James A. Redfield is Assistant Professor of Biblical and Talmudic Literatures in the Department of Theological Studies at Saint Louis University. He received his PhD in Religious Studies from Stanford in 2017 and holds an MA in Anthropology (UC Berkeley, 2010). His main areas of scholarship are Talmudic literature and the history of anthropology. He has published in other areas of the humanities as well as translations of scholarship and literature from French, German, Hebrew, and Yiddish. He teaches graduate courses on late ancient Jewish and Christian literature; the Hebrew Bible; and medieval Jewish hermeneutics. His undergraduate courses focus on the Hebrew Bible; the cultural history of Jewish law; and travel writing/ethnography.

Research Focus

Open House: Curiosity and Culture in Early Rabbinic Law

How did the rabbis of 2nd-4th century Roman Palestine think about what we call "culture"? How did they do what we call ethnography (the description of culture) and anthropology (its theory)? The answer is as complicated as the question. A meaningful comparison requires both detailed study of this branch of their intellectual practice in its context, and analysis of our own culture-concept. By undertaking it, this project aims to better glimpse the rabbis by way of a modern discipline and, ultimately, vice versa; to open new paths for anthropological thinking from within the ancient sources.

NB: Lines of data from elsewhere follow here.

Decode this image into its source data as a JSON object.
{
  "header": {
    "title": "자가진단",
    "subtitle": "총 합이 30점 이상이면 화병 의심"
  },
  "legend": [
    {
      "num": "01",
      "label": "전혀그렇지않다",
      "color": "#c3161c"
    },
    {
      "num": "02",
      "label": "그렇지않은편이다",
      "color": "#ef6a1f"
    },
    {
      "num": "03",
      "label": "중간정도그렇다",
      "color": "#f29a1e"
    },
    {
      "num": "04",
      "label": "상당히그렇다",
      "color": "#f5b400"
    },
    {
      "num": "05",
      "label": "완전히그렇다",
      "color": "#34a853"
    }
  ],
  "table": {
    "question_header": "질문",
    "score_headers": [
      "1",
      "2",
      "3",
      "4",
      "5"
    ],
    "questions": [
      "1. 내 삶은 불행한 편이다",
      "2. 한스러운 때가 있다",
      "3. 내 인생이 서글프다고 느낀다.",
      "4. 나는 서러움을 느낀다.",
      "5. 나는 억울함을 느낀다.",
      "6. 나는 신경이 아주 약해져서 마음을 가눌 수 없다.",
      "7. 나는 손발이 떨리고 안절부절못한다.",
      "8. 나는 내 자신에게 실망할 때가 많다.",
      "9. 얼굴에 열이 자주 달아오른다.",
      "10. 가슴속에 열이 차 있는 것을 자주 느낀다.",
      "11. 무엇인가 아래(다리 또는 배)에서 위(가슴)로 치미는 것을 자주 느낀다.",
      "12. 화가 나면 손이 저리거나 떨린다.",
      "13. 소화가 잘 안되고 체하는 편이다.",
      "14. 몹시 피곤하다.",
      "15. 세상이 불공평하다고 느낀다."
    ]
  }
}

 The argument is organized around four indigenous categories of the early rabbis' cultural inquiry and theory. All four became prominent keywords; titles; texts; and discourses in their legal canon: Idolatry; Superstition; Manners; and Customs. By, first, exploring how editors of rabbinic sources evolved and applied each of those categories to regulate the border between normative and cultural existence, each chapter begins with a philological-historical reconstruction of the process whereby they theorized "culture," as well as its implications for internal and external shifts in their horizons.  This reconstruction coordinates the tools and bibliography of scholarship on rabbinic sources (including medieval scholarship) to pinpoint a lingering problem in modern analysis of each category. At the second, comparative stage, each chapter ventures into a moment in modern conceptual history. It explores a cluster of figures and problems which carved a slice of our culture-concept that is useful for better understanding our problem with the rabbis and, by way of analogy, revisits the old problem anew. The most general thesis arising from this method is that for the rabbis, culture played a meta-legal role: it redefined their legal tradition (halakhah) in terms of its limits and served as a foil for wrestling with their significance, expanding or contracting those limits according to context. Early rabbinic law does not reflect a single theory of culture or a systematic method of ethnography, but it was a more permeable intellectual tradition than it has seemed to many, fueled by a dialectic between cultural curiosity and the will to normative closure. Its energy springs from the contradiction.